Но беспечными они не были: просто они привыкли скрывать от других свои тревоги и сомнения. Опасаться же было чего: против них действовал сильный и хорошо организованный противник. Потрепанный в боях батальон едва ли мог быть серьезным препятствием для него.

А Якушкина, кроме того, тревожило исчезновение Лиды Суслиной. Он думал о ней много и часто, она будто сквозь землю провалилась.

Падал, то сгущаясь, то редея, мокрый снег. Завернувшись в плащ-палатки, в окопах мерзла пехота. Сорокапятчики наскоро соорудили себе блиндаж и укрылись под березовым накатом.

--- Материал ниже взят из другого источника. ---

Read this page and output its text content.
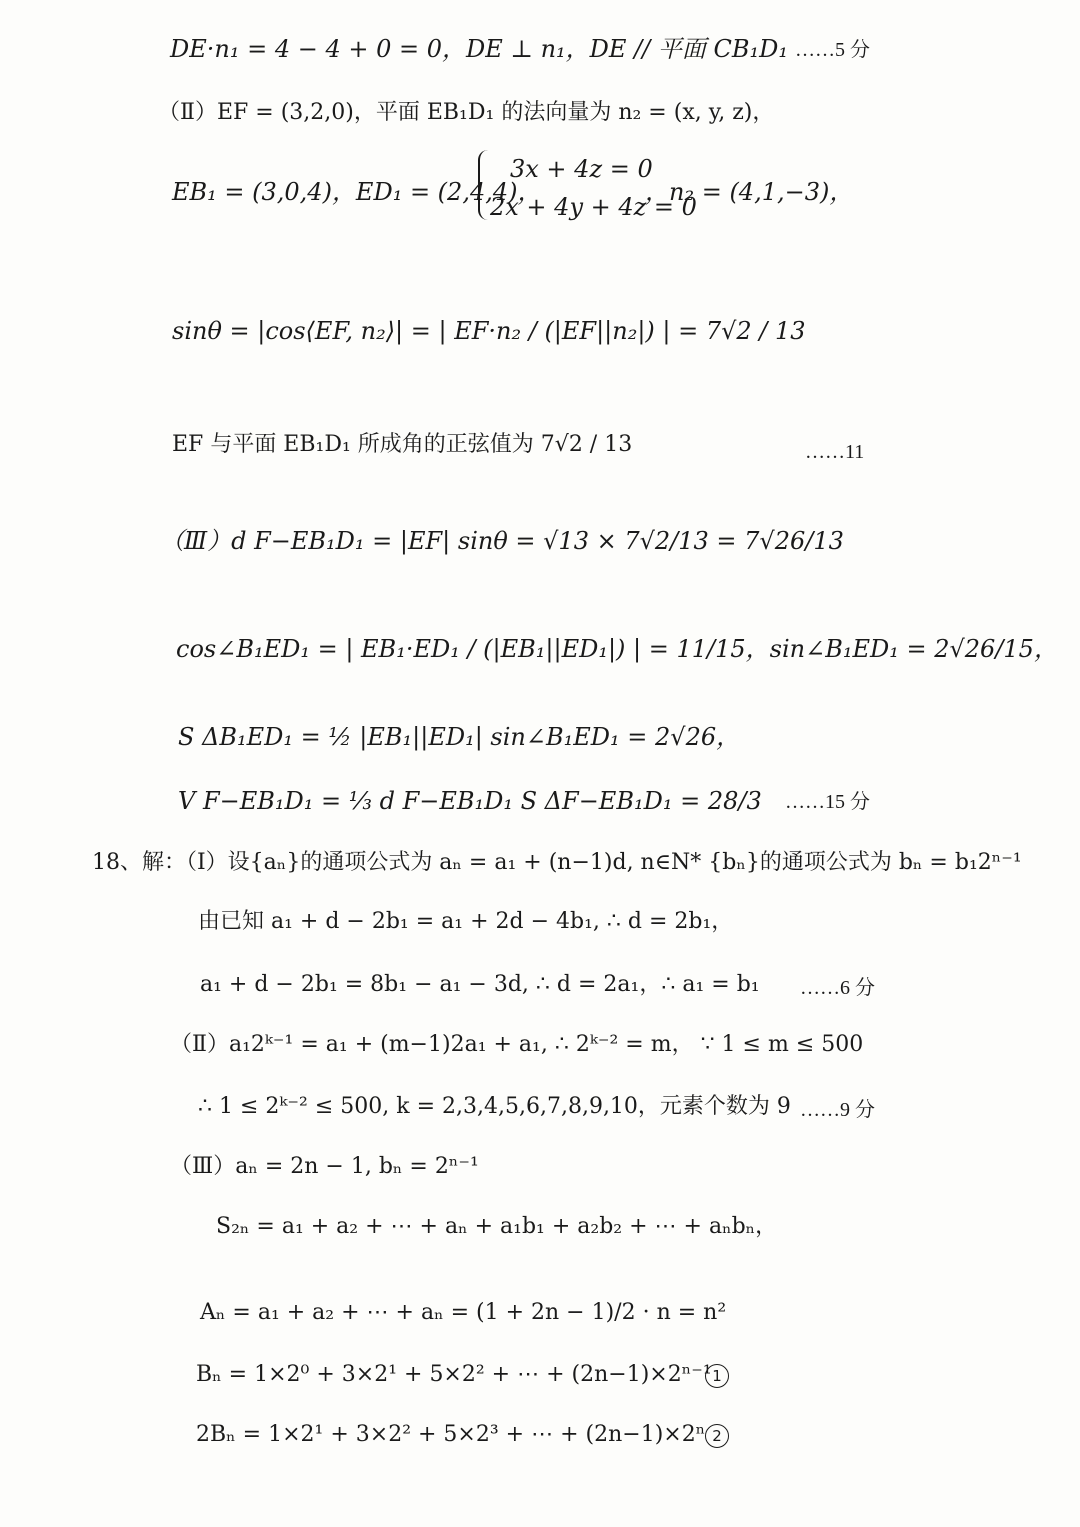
DE·n₁ = 4 − 4 + 0 = 0，DE ⊥ n₁，DE // 平面 CB₁D₁ ……5 分
（Ⅱ）EF = (3,2,0)，平面 EB₁D₁ 的法向量为 n₂ = (x, y, z)，
EB₁ = (3,0,4)，ED₁ = (2,4,4)，
3x + 4z = 0
2x + 4y + 4z = 0
，n₂ = (4,1,−3)，
sinθ = |cos⟨EF, n₂⟩| = | EF·n₂ / (|EF||n₂|) | = 7√2 / 13
EF 与平面 EB₁D₁ 所成角的正弦值为 7√2 / 13	……11
（Ⅲ）d F−EB₁D₁ = |EF| sinθ = √13 × 7√2/13 = 7√26/13
cos∠B₁ED₁ = | EB₁·ED₁ / (|EB₁||ED₁|) | = 11/15，sin∠B₁ED₁ = 2√26/15，
S ΔB₁ED₁ = ½ |EB₁||ED₁| sin∠B₁ED₁ = 2√26，
V F−EB₁D₁ = ⅓ d F−EB₁D₁ S ΔF−EB₁D₁ = 28/3 ……15 分
18、解：（Ⅰ）设{aₙ}的通项公式为 aₙ = a₁ + (n−1)d, n∈N* {bₙ}的通项公式为 bₙ = b₁2ⁿ⁻¹
由已知 a₁ + d − 2b₁ = a₁ + 2d − 4b₁, ∴ d = 2b₁，
a₁ + d − 2b₁ = 8b₁ − a₁ − 3d, ∴ d = 2a₁，∴ a₁ = b₁ ……6 分
（Ⅱ）a₁2ᵏ⁻¹ = a₁ + (m−1)2a₁ + a₁, ∴ 2ᵏ⁻² = m， ∵ 1 ≤ m ≤ 500
∴ 1 ≤ 2ᵏ⁻² ≤ 500, k = 2,3,4,5,6,7,8,9,10，元素个数为 9 ……9 分
（Ⅲ）aₙ = 2n − 1, bₙ = 2ⁿ⁻¹
S₂ₙ = a₁ + a₂ + ⋯ + aₙ + a₁b₁ + a₂b₂ + ⋯ + aₙbₙ，
Aₙ = a₁ + a₂ + ⋯ + aₙ = (1 + 2n − 1)/2 · n = n²
Bₙ = 1×2⁰ + 3×2¹ + 5×2² + ⋯ + (2n−1)×2ⁿ⁻¹ 1
2Bₙ = 1×2¹ + 3×2² + 5×2³ + ⋯ + (2n−1)×2ⁿ 2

Немцы приближались неторопливо — опушка леса настораживала их. Сначала появились двое солдат в светлых шинелях, казавшихся голубыми на фоне серо-черно-белого поля. За ними еще семеро. Как ни осторожны они были, они не сразу заметили бугорки брустверов, потому что снег припудрил землю, замаскировал окопы. А когда заметили, было поздно: пехотинцы открыли огонь.

На помощь разведчикам выползли бронетранспортеры. Они эффектно обстреляли опушку леса из крупнокалиберных пулеметов, но их огонь не произвел заметного впечатления на пехоту. Зачихали батальонные минометы, бронебойки пехотинцев остановили переднюю машину, а пулеметчики вынудили отступить появившуюся было вражескую пехоту. Второй бронетранспортер подбили сорокапятчики.